The Honeycomb Hills are two small eroded rhyolite domes located about 20 miles west of Spor Mountain. Stratified tuff, exposed around the periphery of both rhyolite domes, has been prospected for beryllium. The hills can be visited by traveling west on the Jerico-Callao road through Sand Pass and on to a point about halfway between the Fish Springs and Deep Creek Ranges. The Honeycomb Hills and associated beryllium occurrences have been described by McAnulty and Levinson (1964).

SLIDE 42 (below) is a view of the Honeycomb Hills as approached from the southeast (view is northwest).



In most respects, the Honeycomb Hills resemble the Spor Mountain district in miniature. Topaz-bearing alkali rhyolite and tuff were erupted through Paleozoic carbonate rocks and Tertiary volcanic rocks about 4.7 Ma ago, covering a total area of not more than 3-4 square miles. Stratified tuff, containing pumice and fragments of volcanic rocks and lesser carbonate rocks, has been mineralized locally. Mineralized tuff contains clay and small amounts of fluorite and beryllium. No economic deposits have been found.



SLIDE 43 (left) shows East Honeycomb, the largest of the two rhyolite domes. Rhyolite in East Honeycomb and tuff beneath it have been prospected for beryllium.
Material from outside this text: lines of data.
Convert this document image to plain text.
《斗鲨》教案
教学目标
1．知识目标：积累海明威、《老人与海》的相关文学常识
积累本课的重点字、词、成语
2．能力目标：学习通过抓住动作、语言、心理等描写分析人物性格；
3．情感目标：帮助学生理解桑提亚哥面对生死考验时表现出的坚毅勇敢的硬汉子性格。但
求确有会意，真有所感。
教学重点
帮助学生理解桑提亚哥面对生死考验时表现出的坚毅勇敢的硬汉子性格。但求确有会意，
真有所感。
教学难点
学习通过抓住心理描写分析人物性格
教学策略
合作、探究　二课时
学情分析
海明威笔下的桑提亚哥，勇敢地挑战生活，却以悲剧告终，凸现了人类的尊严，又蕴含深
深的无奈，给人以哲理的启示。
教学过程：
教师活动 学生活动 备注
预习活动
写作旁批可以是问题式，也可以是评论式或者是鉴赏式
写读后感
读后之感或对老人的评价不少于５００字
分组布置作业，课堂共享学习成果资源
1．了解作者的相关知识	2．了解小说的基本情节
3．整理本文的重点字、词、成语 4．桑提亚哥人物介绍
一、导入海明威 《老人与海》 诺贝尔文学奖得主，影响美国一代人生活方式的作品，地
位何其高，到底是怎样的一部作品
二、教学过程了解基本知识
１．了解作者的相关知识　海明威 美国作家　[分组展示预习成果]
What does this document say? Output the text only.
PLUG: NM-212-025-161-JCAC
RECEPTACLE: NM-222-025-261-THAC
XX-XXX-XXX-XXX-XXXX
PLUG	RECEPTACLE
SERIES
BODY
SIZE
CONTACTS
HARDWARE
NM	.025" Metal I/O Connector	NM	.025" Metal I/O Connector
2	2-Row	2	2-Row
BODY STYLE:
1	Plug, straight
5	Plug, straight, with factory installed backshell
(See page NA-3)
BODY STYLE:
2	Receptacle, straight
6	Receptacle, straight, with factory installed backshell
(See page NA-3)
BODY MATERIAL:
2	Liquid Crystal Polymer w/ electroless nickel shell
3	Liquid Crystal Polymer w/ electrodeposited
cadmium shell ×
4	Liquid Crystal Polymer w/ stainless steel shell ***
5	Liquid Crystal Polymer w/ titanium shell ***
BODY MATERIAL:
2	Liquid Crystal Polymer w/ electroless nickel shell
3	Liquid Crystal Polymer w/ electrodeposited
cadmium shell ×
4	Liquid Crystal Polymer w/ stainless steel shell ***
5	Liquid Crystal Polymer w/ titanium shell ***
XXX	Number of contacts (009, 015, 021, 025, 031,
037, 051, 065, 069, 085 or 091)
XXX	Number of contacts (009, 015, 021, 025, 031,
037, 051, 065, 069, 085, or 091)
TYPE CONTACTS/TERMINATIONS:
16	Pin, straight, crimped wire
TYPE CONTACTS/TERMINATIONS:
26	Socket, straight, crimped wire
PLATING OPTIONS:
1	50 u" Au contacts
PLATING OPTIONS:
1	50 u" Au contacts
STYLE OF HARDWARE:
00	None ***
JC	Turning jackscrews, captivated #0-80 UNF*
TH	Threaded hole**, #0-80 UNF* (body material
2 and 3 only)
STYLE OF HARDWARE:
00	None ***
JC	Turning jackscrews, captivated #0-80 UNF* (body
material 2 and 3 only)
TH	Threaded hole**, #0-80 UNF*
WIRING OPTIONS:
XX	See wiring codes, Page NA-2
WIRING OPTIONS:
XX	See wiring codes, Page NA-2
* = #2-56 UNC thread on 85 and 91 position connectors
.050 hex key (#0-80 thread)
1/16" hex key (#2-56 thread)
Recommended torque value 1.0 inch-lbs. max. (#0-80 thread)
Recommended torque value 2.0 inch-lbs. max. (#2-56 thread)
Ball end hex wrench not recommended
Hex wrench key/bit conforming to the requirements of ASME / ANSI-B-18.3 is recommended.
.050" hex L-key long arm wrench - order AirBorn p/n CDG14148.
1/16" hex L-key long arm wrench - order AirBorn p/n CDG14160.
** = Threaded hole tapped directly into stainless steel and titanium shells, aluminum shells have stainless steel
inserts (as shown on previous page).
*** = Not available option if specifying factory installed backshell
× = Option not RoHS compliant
SLIDE 44 (right) shows West Honeycomb and the low saddle between the hills. The saddle is composed of tuff that has been prospected. Tuff at the base of West Honeycomb, shown on the skyline, is weakly mineralized and has been prospected extensively.


SLIDE 45 shows tuff exposed in the prospect between the hills; it is not mineralized. Bedding and volcanic rock fragments are well-preserved; carbonate rock fragments are sparse.